Your Child's Brain in Week 75
These days, it's clear that that your little one can tell what you were meaning to do even if, well, it didn't quite work out as you'd planned. (Review that lesson from two weeks ago.)
Indeed, by 18 months, toddlers can pick up information even from the failed attempts of humans. But what if your young child sees a machine fumble and goof? Will she imitate and correct the missed efforts of a mechanical device, too?
What the Research Shows
Researchers built a machine that didn't quite look human but mimicked the movements of the person performing tasks in the experiment described in Week 74. To imitate a human attempting to pull the ends off a wooden dumbbell, the device had pincers that grasped the dumbbell on each end, just as the researcher's hands had, and pulled outward. The pincers then slipped off one end—just as the human hands had done. Similarly, another mechanical device attempted (without success) to hang a necklace over a wooden cylinder, and a third tried to put a tool in a box to push a button to activate a buzzer, but missed, not activating the buzzer inside.

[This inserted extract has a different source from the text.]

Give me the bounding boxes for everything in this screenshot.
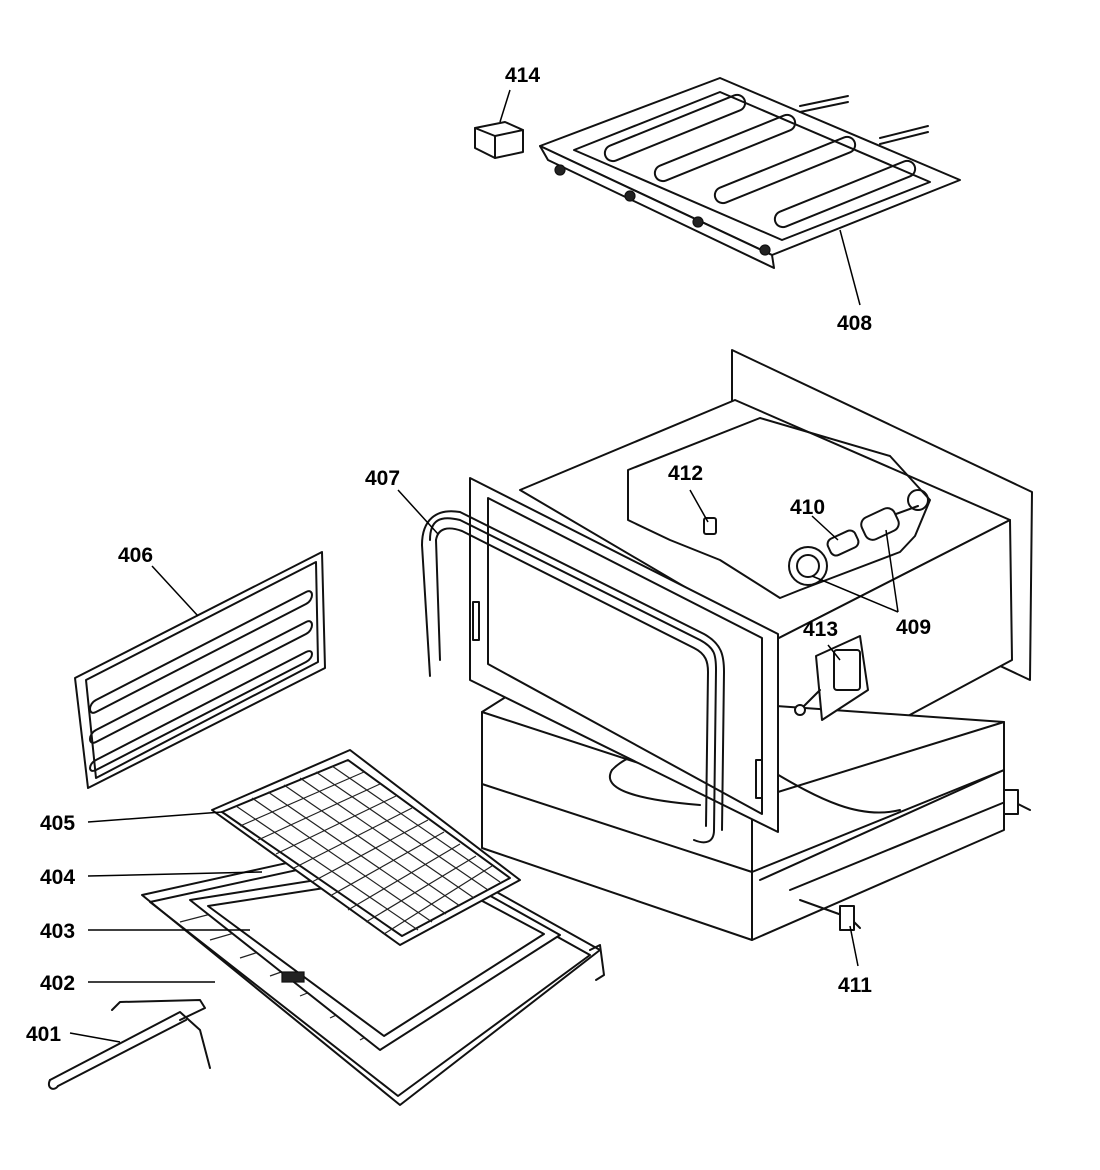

The toddlers who watched the mechanical devices were as riveted by the activities as the group that had watched the person had been. But the groups differed significantly in their tendency to mimic what they saw: Children who watched the human's failed attempts were much more likely to reproduce the correct behaviors—they successfully pulled the ends off the wooden dumbbell, hung the necklace over the cylinder, and pushed the button to sound the buzzer.
But the children who watched the mechanical attempts fail found it difficult or just uninteresting to imitate what the machines they had seen were attempting to do. It's as if they identified with the people but not with the mechanical devices. The findings provide evidence that 18-month-olds definitely distinguish the abilities—and moreover, the intentions!—of people versus things.